Oposisi bukan musuh negara. Ia adalah bagian dari nalar demokrasi yang sehat. Bung Karno menyebut: "oposisi adalah bagian dari gotong royong demokrasi."
9. Politik Luar Negeri dan Keberpihakan
Politik luar negeri Prabowo pragmatis: menjalin relasi dagang dan militer dengan banyak kekuatan dunia. Tapi Bung Karno selalu menekankan bahwa Indonesia tidak boleh netral jika melihat ketidakadilan.

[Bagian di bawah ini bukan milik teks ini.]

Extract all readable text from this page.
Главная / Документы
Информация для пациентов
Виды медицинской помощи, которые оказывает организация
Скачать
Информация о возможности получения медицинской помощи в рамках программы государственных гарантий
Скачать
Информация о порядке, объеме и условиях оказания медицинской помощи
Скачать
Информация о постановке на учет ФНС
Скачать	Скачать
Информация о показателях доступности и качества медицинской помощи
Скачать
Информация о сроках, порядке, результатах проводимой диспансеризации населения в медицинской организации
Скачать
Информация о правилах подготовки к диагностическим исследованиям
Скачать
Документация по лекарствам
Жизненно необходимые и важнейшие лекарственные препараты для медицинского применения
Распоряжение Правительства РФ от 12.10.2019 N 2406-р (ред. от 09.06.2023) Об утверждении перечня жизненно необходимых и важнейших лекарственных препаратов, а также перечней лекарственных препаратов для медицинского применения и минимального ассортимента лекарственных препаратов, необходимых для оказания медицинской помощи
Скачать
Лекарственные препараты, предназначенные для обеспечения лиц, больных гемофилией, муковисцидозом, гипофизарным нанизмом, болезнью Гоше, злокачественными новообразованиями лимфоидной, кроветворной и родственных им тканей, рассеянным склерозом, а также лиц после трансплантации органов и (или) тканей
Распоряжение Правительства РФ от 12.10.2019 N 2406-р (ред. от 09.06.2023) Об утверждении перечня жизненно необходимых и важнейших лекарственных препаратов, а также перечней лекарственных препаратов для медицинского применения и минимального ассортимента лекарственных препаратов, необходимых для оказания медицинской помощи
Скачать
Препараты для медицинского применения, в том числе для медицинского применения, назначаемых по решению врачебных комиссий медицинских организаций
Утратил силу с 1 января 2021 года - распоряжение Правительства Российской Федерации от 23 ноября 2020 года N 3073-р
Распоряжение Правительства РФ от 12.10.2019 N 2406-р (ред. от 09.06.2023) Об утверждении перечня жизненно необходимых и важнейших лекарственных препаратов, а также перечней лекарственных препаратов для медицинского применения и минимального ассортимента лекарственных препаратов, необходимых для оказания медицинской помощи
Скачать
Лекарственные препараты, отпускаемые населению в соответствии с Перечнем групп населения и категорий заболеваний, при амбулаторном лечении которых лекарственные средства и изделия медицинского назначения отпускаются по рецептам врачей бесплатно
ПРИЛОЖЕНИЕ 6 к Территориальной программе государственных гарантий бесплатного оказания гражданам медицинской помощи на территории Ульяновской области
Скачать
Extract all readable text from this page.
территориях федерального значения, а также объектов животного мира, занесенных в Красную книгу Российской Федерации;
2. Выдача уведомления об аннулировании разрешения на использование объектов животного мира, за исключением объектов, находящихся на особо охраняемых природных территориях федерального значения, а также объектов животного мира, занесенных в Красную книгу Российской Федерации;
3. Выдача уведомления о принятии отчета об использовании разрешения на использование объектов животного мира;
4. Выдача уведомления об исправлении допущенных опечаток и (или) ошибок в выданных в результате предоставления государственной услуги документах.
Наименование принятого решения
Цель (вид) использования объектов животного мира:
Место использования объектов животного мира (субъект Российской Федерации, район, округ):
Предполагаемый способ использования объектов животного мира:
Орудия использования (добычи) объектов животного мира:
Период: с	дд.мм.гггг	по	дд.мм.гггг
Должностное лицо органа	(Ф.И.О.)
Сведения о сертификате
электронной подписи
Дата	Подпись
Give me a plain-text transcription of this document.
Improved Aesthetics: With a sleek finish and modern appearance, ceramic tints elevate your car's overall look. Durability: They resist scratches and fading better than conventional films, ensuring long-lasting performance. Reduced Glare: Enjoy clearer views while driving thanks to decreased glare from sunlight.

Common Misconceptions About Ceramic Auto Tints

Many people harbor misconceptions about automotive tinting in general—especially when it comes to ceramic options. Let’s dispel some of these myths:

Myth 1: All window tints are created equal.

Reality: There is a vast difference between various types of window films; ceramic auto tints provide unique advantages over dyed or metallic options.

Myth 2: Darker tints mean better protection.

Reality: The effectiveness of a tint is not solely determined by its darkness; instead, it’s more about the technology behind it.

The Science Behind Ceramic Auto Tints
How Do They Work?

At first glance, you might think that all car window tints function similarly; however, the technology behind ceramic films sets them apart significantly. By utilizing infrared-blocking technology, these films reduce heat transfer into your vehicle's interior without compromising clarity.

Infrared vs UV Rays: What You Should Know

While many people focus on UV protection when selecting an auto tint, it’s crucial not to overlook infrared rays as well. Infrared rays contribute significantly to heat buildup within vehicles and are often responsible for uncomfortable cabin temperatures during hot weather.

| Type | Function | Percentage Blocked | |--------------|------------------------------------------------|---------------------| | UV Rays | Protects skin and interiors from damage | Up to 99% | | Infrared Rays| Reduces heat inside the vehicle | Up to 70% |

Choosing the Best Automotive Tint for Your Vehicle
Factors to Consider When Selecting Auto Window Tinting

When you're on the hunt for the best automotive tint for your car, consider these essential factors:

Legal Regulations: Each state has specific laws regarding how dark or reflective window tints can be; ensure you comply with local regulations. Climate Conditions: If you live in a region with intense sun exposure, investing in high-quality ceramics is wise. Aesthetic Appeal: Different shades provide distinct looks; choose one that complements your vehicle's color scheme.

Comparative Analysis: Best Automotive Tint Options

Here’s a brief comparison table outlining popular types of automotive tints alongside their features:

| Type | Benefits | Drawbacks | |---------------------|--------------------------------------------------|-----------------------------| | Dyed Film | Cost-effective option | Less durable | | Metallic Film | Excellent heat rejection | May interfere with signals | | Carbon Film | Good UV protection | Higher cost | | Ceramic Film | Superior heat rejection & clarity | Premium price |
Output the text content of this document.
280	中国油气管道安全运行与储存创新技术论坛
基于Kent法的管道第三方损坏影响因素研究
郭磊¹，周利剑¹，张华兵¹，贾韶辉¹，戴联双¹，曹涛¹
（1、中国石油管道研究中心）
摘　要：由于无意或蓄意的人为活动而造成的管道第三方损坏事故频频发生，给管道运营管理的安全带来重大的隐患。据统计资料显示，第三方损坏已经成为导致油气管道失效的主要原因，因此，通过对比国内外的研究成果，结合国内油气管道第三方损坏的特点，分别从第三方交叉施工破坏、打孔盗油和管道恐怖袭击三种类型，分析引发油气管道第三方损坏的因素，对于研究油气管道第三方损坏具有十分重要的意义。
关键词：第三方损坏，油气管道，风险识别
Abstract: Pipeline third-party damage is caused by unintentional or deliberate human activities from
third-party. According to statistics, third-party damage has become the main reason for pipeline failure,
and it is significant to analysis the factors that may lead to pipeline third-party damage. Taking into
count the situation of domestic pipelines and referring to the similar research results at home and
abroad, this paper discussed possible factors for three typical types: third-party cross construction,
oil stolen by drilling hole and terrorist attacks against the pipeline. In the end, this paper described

Kita harus bersuara untuk Palestina, Rohingya, dan bangsa yang tertindas lainnya.
Pragmatismenya harus dibarengi prinsip moral. Bung Karno berkata, "diplomasi adalah jalan untuk membela kemanusiaan, bukan hanya transaksi keuntungan."
10. Kesimpulan: Apakah Prabowo Sejalan dengan Bung Karno?
Sebagian iya: dalam hal kemandirian, nasionalisme, dan industrialisasi.
Sebagian belum: dalam hal partisipasi rakyat, oposisi, dan keberpihakan internasional.
Untuk benar-benar sejalan, kebijakan Prabowo harus lebih membumi — menyentuh petani, buruh, rakyat kecil. Ia harus menjadikan Pancasila sebagai alat perjuangan, bukan sekadar lambang. Dan membangun bangsa tidak dengan membungkam kritik, tetapi dengan mendengar rakyat.
"Revolusi belum selesai," kata Bung Karno. Tugas Prabowo adalah membuktikan bahwa revolusi itu tidak dikubur oleh stabilitas palsu.